Does size really matter?
When Michael Walls, from Access News, asked my opinion about bigger banks vs smaller lenders I jumped at the chance to be involved in an article he recently published for Western Sydney Business Access.
While there are benefits that come with larger banking organisations, more businesses and individuals are discovering there are also advantages to working with smaller lenders.
“Smaller lending organisations do not have the advertising budgets or shop front advantages that larger lending organisations are privy to,” according to Mooney Financial Services Managing Director Nardia Barrett.
“To secure the business, they need to be competitive in all areas, including rates, fees charged to clients and customer service.
“This also means the majority will go above and beyond to ensure a smooth transaction and ease of service.”
Ms Barrett said a wider range of clients appeared to be gravitating to smaller lending organisations than in previous years.
“Rate and fees are generally key drivers when proposing products affiliated to smaller lending institutions, along with quicker approval times and flexible policies,” she said.
“Some clients simply want a more personalised approach than they feel they are getting from the larger organisations. They want to be treated like a person and not just a number.”

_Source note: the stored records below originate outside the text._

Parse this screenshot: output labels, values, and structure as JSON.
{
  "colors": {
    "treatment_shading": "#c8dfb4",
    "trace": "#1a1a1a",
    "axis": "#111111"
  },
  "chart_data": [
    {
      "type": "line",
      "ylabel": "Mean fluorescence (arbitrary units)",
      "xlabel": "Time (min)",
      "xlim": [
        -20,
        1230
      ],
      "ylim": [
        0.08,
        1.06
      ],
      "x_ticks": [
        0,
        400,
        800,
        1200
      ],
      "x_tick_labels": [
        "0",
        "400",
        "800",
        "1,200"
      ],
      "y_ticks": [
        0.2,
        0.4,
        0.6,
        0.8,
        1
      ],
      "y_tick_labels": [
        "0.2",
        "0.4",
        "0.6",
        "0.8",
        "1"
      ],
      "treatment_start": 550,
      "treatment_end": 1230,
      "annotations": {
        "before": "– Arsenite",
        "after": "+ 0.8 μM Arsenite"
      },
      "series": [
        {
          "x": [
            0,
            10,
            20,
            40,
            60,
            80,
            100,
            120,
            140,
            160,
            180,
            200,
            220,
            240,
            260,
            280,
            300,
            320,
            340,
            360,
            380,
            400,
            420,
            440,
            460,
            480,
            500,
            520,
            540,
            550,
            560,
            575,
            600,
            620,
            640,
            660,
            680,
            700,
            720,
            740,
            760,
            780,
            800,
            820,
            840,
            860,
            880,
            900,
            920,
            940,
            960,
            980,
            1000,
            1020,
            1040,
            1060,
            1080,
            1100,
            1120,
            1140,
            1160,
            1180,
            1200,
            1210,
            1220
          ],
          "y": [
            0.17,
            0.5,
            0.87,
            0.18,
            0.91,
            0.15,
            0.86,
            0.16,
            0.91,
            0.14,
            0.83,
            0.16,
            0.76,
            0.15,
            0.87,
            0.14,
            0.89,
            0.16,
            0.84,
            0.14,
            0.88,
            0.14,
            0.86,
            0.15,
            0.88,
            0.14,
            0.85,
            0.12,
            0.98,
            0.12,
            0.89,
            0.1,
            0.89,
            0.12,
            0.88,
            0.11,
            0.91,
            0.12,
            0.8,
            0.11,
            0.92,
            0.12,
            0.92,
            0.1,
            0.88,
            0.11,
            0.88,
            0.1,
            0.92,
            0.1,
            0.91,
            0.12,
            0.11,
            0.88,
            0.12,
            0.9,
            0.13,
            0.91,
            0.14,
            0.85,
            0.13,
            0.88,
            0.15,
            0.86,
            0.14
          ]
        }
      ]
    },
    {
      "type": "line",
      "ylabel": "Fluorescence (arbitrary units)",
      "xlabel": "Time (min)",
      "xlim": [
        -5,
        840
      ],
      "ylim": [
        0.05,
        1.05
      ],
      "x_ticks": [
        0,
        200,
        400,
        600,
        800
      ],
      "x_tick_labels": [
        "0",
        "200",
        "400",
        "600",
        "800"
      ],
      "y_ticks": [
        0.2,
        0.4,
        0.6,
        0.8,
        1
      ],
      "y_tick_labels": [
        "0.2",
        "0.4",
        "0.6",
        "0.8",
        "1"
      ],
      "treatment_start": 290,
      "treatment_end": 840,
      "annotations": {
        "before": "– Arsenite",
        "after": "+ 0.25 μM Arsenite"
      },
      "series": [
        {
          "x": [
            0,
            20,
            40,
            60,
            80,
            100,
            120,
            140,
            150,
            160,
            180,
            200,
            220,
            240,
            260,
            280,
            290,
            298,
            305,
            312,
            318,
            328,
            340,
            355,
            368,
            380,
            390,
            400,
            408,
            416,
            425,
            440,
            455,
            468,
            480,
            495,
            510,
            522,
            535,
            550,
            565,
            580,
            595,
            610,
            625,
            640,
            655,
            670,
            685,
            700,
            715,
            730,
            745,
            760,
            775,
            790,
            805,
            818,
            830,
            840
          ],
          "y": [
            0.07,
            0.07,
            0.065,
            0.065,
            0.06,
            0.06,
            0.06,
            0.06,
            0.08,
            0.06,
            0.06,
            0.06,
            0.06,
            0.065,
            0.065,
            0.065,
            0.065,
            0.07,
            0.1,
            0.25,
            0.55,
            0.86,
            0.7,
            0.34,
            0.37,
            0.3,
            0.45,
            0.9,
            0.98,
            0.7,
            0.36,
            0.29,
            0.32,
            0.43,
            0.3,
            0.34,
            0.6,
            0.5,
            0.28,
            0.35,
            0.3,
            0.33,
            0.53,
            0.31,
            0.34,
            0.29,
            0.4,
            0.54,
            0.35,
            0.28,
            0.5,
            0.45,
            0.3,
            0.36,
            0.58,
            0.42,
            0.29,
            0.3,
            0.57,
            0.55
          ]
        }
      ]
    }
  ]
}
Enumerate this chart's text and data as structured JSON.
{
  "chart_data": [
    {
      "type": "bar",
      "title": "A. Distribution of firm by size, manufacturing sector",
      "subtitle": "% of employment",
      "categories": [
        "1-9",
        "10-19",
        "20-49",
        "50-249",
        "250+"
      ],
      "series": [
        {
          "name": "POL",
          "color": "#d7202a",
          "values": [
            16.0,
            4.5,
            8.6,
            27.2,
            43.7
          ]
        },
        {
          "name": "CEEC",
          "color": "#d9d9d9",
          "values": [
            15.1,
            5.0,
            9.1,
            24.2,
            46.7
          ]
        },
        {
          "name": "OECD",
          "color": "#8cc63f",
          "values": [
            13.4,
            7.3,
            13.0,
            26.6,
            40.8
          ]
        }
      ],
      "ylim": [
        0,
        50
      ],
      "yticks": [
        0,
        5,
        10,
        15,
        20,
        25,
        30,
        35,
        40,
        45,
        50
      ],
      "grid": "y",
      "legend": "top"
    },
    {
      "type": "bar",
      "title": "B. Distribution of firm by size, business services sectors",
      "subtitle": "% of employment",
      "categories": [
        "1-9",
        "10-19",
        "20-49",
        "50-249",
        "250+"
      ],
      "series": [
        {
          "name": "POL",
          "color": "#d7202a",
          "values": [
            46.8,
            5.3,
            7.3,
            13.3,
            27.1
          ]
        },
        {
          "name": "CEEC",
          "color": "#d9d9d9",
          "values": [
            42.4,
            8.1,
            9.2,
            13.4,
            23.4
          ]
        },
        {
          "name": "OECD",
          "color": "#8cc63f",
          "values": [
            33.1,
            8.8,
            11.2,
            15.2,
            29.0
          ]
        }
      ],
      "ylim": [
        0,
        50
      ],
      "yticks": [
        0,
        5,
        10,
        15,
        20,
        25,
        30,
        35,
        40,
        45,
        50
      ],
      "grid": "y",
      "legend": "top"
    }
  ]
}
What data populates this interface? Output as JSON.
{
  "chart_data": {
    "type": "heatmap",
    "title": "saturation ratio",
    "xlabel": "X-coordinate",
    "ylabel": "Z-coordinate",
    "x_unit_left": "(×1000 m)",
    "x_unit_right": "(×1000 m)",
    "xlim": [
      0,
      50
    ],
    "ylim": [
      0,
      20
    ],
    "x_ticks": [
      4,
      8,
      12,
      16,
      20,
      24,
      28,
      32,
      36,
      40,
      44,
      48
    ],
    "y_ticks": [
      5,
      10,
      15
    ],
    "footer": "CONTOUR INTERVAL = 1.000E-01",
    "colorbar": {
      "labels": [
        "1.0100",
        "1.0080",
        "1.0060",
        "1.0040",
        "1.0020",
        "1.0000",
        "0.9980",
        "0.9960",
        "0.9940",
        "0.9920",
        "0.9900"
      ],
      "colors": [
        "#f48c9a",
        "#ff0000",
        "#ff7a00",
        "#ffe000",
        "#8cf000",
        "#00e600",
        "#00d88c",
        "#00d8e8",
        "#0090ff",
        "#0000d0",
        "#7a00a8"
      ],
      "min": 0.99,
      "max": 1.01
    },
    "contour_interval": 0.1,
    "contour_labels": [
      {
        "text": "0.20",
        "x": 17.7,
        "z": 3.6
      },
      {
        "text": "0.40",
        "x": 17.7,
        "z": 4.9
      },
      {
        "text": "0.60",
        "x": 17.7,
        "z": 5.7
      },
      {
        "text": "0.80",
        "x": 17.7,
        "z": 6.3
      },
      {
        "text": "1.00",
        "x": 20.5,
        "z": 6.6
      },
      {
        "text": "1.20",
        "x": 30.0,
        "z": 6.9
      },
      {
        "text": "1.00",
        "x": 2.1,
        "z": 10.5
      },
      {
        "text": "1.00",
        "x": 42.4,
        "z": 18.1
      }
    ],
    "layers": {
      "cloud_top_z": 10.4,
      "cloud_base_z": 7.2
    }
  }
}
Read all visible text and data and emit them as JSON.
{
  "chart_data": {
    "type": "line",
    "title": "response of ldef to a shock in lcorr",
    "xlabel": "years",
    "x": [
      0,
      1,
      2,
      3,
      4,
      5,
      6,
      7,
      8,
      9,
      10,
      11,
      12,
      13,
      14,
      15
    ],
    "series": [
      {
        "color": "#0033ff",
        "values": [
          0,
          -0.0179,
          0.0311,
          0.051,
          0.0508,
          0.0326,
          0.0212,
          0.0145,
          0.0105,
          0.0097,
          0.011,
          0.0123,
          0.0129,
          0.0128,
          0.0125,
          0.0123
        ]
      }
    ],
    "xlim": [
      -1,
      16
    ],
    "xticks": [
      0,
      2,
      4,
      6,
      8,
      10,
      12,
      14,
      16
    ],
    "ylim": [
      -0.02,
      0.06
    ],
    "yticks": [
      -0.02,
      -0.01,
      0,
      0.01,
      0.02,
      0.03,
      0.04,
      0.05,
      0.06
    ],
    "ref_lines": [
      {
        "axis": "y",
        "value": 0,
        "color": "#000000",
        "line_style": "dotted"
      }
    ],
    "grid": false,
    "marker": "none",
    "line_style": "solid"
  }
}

Ms Barrett said security was a factor that had dissuaded people from banking with smaller organisations in the past.
“Consumers can be nervous when they have banked with larger corporations for many years,” she said.
“Larger lenders can seem more secure than a lender they haven’t heard of. But now more clients are turning to brokers for advice and guidance when it comes to lending.
“Brokers have access to a multitude of lenders, including the bigger banks, second tiered lenders and non-conforming institutions.
“A broker’s main goal is to find a product that best suits their clients’ needs and, when a smaller lender fits with a client, a broker can advise accordingly.